Donald Trump Says He’s Been Told That He Looks Like Elvis Presley


President Trump posed what might go down for music lovers as his greatest reach yet, on Monday, November 26, when during a nighttime rally held in support of Sen. Cindy Hyde-Smith, he informed a sea of Mississippians that there was a time in which he was commonly reminded of a resemblance that folks believed he shared with Elvis Presley.

MSN reports that the president opened up his address at Tupelo Regional Airport by invoking Elvis’ name. Most would agree that such homage was fitting considering Tupelo is the birthplace of the Rock and Roll king. But what many haven’t seemed to find themselves on the same page about is what anybody with two eyes could possibly see in Donald Trump that brings the presence of the one and only Elvis Presley to mind. At the risk of coming off as conceited, Trump conceded that while it couldn’t have been the hair, for a time there must have been something there.
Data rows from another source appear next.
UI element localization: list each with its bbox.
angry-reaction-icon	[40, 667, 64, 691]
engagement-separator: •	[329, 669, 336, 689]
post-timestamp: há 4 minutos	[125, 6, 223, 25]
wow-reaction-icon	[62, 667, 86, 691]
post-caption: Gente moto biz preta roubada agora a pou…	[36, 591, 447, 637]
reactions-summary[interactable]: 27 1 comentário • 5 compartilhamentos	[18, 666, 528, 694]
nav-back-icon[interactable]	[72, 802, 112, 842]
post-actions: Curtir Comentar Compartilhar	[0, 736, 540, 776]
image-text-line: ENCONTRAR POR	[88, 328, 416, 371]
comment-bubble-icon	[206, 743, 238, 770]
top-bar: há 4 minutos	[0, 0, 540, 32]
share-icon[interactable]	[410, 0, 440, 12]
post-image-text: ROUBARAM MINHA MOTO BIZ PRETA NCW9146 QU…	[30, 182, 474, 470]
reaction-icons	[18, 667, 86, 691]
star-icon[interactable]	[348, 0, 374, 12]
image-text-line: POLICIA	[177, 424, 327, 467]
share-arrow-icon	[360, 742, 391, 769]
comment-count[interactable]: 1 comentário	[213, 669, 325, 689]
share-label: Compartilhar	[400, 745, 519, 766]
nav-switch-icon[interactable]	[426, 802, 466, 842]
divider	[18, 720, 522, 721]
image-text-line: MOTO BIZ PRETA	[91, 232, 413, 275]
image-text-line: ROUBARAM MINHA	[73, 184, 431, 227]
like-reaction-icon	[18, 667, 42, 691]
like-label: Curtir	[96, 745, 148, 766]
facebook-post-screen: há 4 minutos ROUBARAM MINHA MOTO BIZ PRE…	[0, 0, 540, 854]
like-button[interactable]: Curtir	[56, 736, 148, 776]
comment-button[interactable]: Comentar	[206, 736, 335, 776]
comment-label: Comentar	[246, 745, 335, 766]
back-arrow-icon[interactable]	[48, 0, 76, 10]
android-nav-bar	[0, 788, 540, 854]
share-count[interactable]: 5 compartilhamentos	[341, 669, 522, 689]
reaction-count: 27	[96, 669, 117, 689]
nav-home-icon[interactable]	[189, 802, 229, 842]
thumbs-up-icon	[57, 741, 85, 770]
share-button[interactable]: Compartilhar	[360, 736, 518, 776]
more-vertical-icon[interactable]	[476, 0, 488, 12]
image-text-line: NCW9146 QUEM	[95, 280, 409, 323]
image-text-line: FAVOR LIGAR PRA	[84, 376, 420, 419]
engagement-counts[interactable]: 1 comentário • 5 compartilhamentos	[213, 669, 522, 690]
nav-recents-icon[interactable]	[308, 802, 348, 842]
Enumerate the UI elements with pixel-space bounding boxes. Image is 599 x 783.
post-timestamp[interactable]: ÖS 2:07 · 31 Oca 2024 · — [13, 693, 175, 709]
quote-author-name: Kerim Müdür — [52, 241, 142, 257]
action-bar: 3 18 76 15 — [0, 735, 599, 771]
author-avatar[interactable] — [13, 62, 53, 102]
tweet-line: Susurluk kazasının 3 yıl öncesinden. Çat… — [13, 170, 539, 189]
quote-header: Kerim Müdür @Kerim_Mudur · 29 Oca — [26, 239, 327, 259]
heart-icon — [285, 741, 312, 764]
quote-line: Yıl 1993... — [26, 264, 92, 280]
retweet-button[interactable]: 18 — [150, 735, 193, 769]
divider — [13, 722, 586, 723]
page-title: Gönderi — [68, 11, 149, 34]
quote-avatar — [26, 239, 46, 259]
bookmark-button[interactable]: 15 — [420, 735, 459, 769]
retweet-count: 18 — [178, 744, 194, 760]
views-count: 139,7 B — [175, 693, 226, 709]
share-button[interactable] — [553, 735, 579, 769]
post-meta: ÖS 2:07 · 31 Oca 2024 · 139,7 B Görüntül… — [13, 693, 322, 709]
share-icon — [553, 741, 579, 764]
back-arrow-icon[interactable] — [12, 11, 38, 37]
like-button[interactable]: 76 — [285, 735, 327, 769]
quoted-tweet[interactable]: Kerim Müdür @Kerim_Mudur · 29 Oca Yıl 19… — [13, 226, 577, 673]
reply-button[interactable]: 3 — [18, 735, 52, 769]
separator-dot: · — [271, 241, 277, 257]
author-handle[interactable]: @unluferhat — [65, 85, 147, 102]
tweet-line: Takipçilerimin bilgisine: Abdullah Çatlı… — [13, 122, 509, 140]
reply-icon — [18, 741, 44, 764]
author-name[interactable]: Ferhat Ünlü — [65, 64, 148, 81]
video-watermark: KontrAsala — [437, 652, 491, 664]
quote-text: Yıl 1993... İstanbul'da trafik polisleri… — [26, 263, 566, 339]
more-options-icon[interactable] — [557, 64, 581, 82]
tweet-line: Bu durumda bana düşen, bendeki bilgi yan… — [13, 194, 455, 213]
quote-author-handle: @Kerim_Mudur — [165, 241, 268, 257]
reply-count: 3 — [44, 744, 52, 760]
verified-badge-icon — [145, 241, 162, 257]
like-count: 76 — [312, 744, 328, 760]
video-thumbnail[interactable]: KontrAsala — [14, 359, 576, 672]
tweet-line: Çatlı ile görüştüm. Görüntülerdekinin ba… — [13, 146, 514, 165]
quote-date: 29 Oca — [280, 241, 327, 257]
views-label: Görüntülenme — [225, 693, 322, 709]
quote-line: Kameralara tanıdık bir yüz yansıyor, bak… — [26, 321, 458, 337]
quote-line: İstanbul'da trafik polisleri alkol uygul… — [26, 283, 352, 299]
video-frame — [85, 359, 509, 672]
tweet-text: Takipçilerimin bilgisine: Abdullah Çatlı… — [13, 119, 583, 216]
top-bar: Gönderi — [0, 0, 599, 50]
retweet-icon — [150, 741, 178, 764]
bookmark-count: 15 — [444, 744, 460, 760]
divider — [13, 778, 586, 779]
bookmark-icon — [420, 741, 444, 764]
“When I was growing up, they said I looked like Elvis,” USA Today quotes Trump as saying to chuckles from the crowd. “Can you believe it? I always considered that a great compliment.”

President Trump them went on to profess his affinity for the late American icon, before jogging the memory of attendees who got a chance to watch as he posthumously dedicated the Presidential Medal of Freedom in his name less than two weeks ago.

“After redefining music in the ’50s and redefining cinema in the ’60s, ‘The King’ – as he was known by everybody – everybody, to this day, they call him ‘The King’ – revolutionized live performances in the 1970s,” viewers will recall Trump stating in part during the prestigious ceremony.

Elvis would prove to be something of a running theme in Trump’s speech. He’d even pull reference to the rocker up in passing, at one point blurting that “They’re not going to put in Elvis in there,” while chastising the caravan of migrants who’ve begun to arrive at the US-Mexico border with the objective of claiming asylum. It was a remark that didn’t go over well with critics who were already taking issue with President Trump going to bat for a candidate who has been under fire for dressing in a Confederate uniform and openly declaring that she’d gladly sit front row at a “public hanging.”

Pandering to the cultural pride of his base is a strategy that has worked for the president throughout his tenure in office, and it apparently didn’t hurt when it came to boosting Sen. Hyde-Smith, who would go on to defeat her Democratic opponent Mike Espy in their Tuesday run-off, according to The Daily Beast.